Владимир Иванович пошутил о чем-то с Пашкой, приказал завтра разбудить себя пораньше, весело разделся и ли на кровать.
Пашка, зевая во весь рот, забрал его сапоги и ушел.
Но когда Пашка ушел и Владимир Иванович остался один, он тотчас же почувствовал, что то гнетущее, тоскливое чувство, которое возбудил в нем разговор с Гололобовым, не прошло, что оно тут, в нем, и сейчас выйдет наружу, и опять будет страшно и грустно. Но вместе с тем Владимир Иванович чувствовал, что он не может ничем помешать этому, и заметался в тоске. Он подкрутил повыше огонь лампы, хотел читать, не мог, бросил книгу, потушил лампу и закурил папиросу. Красный огонек папиросы тихо тлел в его руках и, по временам вспыхивая, освещал часть стены, узор обоев, пальцы, и одеяло, и усы Владимира Ивановича.
«А все-таки этот подпрапорщик удивительно странный человек», — думал Владимир Иванович, и ему было немного неприятно, что нашелся в одном с ним юроде, так близко от него, человек чем бы то ни было удивительный, и этот человек не он, Владимир Иванович Солодовников.
«И как это я его раньше не замечал? Чего он дурачком прикидывался? подумал Владимир Иванович. — И неправда, вовсе он не прикидывался, а просто я не мог его заметить. Почему? Неужели же я так… глуп или… что не мог его понять? Этого не может быть!» — усмехнулся Владимир Иванович, сам не зная, почему именно не может быть.
«Слишком я просто был занят самим собой, — поежился Владимир Иванович. — А отчего? Оттого, что приучили к этому окружающие идиоты: никак не ожидал, что между ними может найтись… А может, и не потому? Почему же я так был занят собой? Вот хоть тому же подпрапорщику пришли в голову такие мысли… конечно, незрелые, — с удовольствием подумал Владимир Иванович, — но важные, а мне не приходили? Чем же я был так занят в себе? Не наружностью же… И почему же тогда я воображал, что я выше всех? Всякий человек, положим, это воображает. И я, значит, такой же человек, как и все? Ну конечно же! Глупости какие лезут в голову…»
Папироса уже догорала. Владимир Иванович пыхнул в последний раз и отшвырнул окурок на середину комнаты. Красная точка, описав в темноте полукруг, упала, рассыпалась искорками и покатилась, а потом осталась лежать неподвижно в темноте. Из оранжевой она сделалась красною, потом незаметно стала делаться все меньше и меньше. Владимир Иванович лежал неподвижно и смотрел на огонек.

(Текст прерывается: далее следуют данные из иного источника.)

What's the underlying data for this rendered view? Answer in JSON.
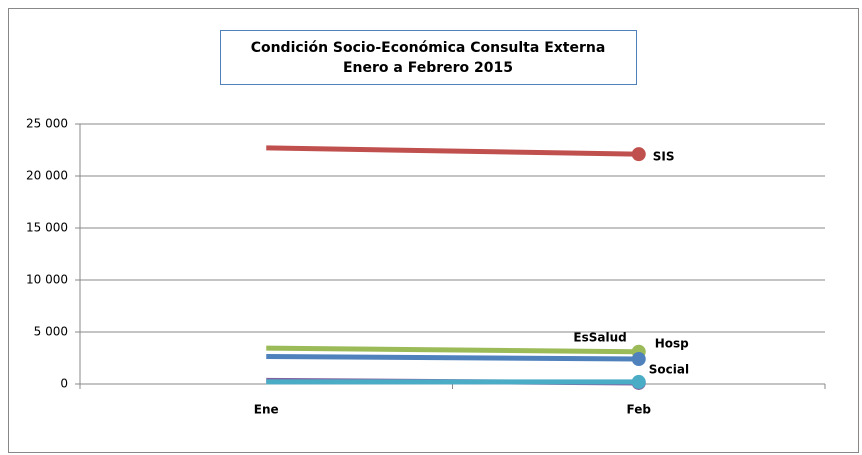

«И почему это я никогда не думал о том? То есть я думал, но как-то незаметно… А ведь это и вправду ужасно: вот живем мы все, живем, а потом умрем. Так зачем же тогда, не говорю уж наши заботы, огорчения и радости, а даже наши идеалы… Вот Базаров говорил, что лопух вырастет, а в сущности, и еще того хуже: и этого неизвестно. Может, и лопух не вырастет, а просто ничего не будет. Завтра помрут все, кто меня знал, бумаги мои, сданные в архив, съедят крысы или их сожгут, и все будет кончено. Никто и не вспомнит обо мне. Сколько миллионов людей существовало до меня, а где они? Я вот хожу по пыли, а эта пыль вся пропитана остатками тех людей, которые так же были самоуверенны, как и я, и думали, что это очень важно, что они живут!»
Огонек папиросы вдруг исчез. Владимир Иванович моргнул глазами, но огонек исчез окончательно.
«Вот огонек… горел — и нет его! Пепел остался; может быть, можно опять зажечь, но это уж будет не то… Того, что горел, того уж не будет!.. Меня не будет».
И чувствуя какой-то неприятный озноб в ногах и спине, Владимир Иванович подумал:
«Доктора Солодовникова… нет, не так… доктора Владимира Ивановича Солодовникова уже никогда не будет…»
Он повторил эти слова несколько раз с ужасом и упорством отчаяния. Сердце билось неровно и быстро, в груди было невыносимо тяжело, и на лбу явственно выступил пот.